Romney also is bolstering his support in three March 6 Super Tuesday states where his showing was dismal in 2008.
In Georgia, where Romney finished a distant third behind Huckabee and McCain, Free and Strong spent $36,000 in 2010 on 24 state candidates. So far, 11 have endorsed Romney ahead of the primary. Another nine congressmen received $25,052 in 2010 from the PAC, and four are backing Romney.
In Tennessee, another Super Tuesday state where Romney also finished third, Romney netted the backing of U.S. Reps. Diane Black and Jimmy Duncan. They were among GOP state and federal Tennessee candidates who split $17,500 from Romney’s Free and Strong America PAC in 2010.
In 2008, Romney placed fourth behind McCain, Huckabee and Ron Paul in Virginia. But this year he snagged the backing of Lt. Gov. Bill Bolling and Rep. Barbara Comstock, who were among the recipients of some $27,500 donated by the Free and Strong America PAC.
So far, the spending has paid off not just in endorsements but in the development of a campaign infrastructure, experts said. This will help Romney against less well-funded rivals when the primaries are in several states simultaneously and particularly on Super Tuesday, when surrogates are vital in many places at once.
But there’s a risk, Zelizer warned, that over-spending could get Romney painted as an out-of-touch elitist trying to buy his delegates.
“He doesn’t want this to backfire and look like he has so much money, he’s buying an election, he’s buying a nomination,” Zelizer said.

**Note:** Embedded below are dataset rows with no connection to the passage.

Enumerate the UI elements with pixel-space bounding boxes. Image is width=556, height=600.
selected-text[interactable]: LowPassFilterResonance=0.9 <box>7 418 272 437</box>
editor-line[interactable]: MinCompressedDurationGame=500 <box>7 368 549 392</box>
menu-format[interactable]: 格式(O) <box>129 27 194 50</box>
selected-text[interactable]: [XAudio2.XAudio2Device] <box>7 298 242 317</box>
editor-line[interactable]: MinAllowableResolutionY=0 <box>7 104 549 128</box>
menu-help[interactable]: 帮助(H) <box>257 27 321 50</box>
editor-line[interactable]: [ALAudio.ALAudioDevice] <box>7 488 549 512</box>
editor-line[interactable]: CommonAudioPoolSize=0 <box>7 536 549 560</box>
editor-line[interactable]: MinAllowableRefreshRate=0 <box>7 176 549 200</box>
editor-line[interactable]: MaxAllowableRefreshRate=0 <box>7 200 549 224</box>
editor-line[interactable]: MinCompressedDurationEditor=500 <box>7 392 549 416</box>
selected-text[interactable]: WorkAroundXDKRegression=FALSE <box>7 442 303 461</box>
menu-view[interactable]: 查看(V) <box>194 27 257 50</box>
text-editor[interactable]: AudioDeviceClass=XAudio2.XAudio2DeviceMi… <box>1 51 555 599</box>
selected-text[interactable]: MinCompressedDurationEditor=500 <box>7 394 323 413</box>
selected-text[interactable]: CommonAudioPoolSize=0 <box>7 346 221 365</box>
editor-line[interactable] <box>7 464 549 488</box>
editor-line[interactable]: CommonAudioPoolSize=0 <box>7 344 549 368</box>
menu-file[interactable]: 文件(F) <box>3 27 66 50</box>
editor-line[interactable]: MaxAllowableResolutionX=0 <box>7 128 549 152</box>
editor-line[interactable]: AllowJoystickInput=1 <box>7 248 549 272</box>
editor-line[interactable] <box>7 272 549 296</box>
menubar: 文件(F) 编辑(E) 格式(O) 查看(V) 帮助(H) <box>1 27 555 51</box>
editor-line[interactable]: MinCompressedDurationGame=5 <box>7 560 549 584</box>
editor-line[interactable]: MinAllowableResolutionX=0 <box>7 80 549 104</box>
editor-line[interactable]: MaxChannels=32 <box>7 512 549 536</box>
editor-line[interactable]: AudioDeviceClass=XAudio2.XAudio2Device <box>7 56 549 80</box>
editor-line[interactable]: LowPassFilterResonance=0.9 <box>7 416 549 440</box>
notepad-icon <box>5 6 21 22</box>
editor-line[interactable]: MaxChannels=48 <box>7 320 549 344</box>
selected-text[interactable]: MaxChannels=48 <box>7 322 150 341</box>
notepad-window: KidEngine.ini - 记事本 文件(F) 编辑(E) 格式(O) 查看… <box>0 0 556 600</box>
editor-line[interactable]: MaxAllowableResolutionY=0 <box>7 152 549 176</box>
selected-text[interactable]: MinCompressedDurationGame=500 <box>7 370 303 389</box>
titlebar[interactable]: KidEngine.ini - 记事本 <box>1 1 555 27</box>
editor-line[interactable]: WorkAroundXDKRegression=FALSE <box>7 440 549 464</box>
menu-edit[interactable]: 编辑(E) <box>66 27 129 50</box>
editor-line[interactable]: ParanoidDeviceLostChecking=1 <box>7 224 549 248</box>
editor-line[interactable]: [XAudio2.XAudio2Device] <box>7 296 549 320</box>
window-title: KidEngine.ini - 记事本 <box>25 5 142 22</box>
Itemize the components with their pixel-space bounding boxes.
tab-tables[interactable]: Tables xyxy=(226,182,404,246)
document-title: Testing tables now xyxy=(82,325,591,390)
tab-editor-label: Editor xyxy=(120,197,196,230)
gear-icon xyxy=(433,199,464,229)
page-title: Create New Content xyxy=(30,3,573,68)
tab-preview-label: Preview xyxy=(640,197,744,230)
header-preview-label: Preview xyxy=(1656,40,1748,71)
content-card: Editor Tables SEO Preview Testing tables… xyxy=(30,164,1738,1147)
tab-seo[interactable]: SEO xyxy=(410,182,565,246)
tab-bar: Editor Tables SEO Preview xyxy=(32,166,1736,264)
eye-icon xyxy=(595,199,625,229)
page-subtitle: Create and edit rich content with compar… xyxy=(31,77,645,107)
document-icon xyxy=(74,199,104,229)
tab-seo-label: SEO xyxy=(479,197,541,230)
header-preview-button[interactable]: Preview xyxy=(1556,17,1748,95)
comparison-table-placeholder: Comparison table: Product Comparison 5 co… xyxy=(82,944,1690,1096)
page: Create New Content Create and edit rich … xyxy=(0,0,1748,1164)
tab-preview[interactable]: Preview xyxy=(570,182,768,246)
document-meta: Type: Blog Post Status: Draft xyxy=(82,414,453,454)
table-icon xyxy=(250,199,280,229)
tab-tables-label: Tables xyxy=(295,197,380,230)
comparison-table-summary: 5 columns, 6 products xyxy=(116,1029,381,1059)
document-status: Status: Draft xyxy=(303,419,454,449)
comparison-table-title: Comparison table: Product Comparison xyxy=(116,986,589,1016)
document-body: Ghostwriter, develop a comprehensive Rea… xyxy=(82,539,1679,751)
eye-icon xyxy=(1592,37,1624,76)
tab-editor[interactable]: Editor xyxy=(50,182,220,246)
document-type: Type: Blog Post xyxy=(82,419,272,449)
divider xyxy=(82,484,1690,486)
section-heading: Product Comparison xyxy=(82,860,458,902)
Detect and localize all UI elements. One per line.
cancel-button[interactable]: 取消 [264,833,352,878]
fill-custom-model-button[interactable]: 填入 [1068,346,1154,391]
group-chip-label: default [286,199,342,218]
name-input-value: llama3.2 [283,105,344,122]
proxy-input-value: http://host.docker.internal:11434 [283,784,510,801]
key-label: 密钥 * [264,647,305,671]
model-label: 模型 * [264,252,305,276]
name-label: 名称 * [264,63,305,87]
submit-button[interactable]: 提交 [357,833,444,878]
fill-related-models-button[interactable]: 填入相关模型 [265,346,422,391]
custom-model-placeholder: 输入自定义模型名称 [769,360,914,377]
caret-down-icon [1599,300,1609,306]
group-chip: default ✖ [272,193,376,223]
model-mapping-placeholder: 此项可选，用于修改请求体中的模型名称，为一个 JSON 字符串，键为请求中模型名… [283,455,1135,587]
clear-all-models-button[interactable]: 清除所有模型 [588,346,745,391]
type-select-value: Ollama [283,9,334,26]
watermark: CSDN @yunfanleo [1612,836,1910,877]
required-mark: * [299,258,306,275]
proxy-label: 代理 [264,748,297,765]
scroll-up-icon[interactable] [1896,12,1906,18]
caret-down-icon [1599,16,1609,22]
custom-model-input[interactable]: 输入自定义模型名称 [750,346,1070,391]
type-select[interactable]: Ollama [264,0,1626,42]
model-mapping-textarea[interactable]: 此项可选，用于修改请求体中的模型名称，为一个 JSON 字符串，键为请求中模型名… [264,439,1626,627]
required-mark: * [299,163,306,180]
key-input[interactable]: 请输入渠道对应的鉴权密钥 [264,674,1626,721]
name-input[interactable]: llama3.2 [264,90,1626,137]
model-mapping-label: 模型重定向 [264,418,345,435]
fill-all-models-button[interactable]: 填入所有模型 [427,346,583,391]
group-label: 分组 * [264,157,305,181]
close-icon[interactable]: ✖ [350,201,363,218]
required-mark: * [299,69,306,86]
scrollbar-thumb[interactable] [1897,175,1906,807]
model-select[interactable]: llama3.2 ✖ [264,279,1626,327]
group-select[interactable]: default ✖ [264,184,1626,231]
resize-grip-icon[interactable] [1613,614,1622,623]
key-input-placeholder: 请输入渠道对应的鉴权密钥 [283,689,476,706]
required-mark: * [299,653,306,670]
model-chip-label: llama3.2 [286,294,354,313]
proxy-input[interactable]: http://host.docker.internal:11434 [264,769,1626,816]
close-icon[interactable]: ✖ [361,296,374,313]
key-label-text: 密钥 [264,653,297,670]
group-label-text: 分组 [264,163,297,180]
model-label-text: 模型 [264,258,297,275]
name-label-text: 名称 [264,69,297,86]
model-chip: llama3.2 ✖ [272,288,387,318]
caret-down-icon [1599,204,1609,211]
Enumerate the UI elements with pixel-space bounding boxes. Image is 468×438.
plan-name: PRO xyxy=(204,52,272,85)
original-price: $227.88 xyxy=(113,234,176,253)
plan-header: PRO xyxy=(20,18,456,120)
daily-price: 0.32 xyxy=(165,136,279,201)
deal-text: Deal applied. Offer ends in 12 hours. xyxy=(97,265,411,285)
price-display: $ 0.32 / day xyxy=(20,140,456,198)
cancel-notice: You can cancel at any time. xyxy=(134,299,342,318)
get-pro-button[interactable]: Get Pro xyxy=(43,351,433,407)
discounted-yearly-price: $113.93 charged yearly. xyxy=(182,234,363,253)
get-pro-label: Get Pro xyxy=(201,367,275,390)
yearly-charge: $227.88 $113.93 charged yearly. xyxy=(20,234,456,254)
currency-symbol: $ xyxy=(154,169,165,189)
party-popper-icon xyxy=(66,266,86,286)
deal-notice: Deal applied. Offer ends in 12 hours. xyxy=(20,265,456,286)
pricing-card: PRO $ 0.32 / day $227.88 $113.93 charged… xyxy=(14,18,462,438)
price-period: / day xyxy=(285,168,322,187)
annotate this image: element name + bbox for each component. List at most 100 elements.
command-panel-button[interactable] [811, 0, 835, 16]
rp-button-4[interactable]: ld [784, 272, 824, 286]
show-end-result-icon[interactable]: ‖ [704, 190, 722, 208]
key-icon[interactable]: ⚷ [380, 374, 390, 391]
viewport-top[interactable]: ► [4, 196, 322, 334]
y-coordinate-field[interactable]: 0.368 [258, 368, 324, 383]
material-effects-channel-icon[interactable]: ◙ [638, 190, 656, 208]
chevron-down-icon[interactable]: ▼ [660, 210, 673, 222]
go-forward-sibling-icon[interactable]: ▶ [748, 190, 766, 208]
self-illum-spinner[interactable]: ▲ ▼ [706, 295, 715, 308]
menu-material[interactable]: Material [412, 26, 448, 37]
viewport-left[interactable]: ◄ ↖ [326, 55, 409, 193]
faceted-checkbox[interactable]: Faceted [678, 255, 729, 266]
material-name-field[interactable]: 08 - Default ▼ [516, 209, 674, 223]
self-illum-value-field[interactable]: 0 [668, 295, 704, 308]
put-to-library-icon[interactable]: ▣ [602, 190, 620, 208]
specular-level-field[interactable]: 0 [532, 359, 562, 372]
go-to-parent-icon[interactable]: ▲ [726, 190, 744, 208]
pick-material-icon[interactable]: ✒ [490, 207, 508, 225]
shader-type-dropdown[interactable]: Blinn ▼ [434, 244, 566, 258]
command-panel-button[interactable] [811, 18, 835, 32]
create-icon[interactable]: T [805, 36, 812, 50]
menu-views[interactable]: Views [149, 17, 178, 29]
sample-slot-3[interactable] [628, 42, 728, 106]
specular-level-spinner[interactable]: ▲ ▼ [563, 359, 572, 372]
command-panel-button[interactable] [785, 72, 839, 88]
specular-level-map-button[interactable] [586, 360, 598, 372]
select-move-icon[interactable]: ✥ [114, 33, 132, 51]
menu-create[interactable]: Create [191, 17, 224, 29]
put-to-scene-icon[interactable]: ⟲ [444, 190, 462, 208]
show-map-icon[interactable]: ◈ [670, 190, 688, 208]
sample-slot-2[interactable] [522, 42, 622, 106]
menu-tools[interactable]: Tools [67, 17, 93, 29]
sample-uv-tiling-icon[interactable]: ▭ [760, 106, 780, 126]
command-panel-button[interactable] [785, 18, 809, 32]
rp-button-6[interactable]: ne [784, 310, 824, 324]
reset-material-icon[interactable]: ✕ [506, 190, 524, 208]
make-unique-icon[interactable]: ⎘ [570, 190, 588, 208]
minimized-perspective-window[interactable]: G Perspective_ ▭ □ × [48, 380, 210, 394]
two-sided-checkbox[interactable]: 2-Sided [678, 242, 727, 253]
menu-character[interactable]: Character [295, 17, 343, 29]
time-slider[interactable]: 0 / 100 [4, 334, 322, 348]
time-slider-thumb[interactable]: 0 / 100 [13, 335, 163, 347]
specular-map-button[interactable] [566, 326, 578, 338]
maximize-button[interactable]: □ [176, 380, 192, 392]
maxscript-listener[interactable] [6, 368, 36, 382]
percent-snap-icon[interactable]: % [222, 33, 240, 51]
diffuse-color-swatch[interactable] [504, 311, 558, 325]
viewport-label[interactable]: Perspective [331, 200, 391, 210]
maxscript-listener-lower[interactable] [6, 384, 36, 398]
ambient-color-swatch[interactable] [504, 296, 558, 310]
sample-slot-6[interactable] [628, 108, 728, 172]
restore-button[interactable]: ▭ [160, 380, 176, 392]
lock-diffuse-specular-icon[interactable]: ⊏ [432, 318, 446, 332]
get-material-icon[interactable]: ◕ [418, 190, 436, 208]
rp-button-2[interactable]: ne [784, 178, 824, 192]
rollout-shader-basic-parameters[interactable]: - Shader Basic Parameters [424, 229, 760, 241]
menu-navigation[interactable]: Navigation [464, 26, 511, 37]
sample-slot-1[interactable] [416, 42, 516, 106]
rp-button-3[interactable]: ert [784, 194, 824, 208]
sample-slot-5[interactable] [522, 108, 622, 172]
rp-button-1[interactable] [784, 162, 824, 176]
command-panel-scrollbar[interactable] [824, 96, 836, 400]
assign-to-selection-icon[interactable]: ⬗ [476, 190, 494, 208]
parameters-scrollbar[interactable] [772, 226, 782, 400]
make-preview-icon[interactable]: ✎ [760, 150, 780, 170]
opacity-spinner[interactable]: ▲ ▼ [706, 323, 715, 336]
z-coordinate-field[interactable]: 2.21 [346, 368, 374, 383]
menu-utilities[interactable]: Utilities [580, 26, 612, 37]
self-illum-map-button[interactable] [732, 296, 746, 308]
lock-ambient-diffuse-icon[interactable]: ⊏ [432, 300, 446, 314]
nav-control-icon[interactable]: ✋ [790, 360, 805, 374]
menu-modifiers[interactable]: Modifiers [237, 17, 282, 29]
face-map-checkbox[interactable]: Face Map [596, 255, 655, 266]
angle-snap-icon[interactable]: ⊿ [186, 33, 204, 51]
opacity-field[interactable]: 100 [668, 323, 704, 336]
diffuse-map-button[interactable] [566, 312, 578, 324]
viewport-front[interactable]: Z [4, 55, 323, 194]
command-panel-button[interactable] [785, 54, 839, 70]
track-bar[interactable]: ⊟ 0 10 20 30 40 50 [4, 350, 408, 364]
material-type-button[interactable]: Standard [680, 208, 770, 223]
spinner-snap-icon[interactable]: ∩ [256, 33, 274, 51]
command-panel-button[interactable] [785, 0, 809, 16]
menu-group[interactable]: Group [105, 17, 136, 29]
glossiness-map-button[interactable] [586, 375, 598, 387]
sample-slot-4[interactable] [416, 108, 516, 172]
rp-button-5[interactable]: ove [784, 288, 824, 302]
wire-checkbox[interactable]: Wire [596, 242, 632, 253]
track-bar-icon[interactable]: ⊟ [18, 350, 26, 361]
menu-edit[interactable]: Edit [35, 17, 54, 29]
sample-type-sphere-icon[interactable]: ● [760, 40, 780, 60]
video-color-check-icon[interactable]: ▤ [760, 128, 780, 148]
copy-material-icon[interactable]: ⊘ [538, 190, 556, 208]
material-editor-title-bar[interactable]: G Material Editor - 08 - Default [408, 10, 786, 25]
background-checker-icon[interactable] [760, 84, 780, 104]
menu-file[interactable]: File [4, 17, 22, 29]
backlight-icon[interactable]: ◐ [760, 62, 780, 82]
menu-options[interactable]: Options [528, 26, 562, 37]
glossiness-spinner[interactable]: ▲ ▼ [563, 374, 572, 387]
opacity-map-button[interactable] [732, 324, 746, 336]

There’s also controversy. For while the practice of contributing to campaigns in exchange for endorsements isn’t new, the New Hampshire and Alabama Democratic Parties have filed complaints with the Federal Election Commission. They charge that the Free and Strong PACS coordinate with the state affiliates to circumvent federal and state campaign laws. The PACs have denied any wrongdoing.
Dennehy, the GOP operative, said that rather than complain, others should wonder why they’re not exerting their political muscle as effectively as Romney.
“He’s the only one who donated a sizable amount of money to dozens of elected officials,” Dennehy added. “Let’s face it. When no one else gives you money, you don’t think long and hard who’ll you’ll give your endorsement to.”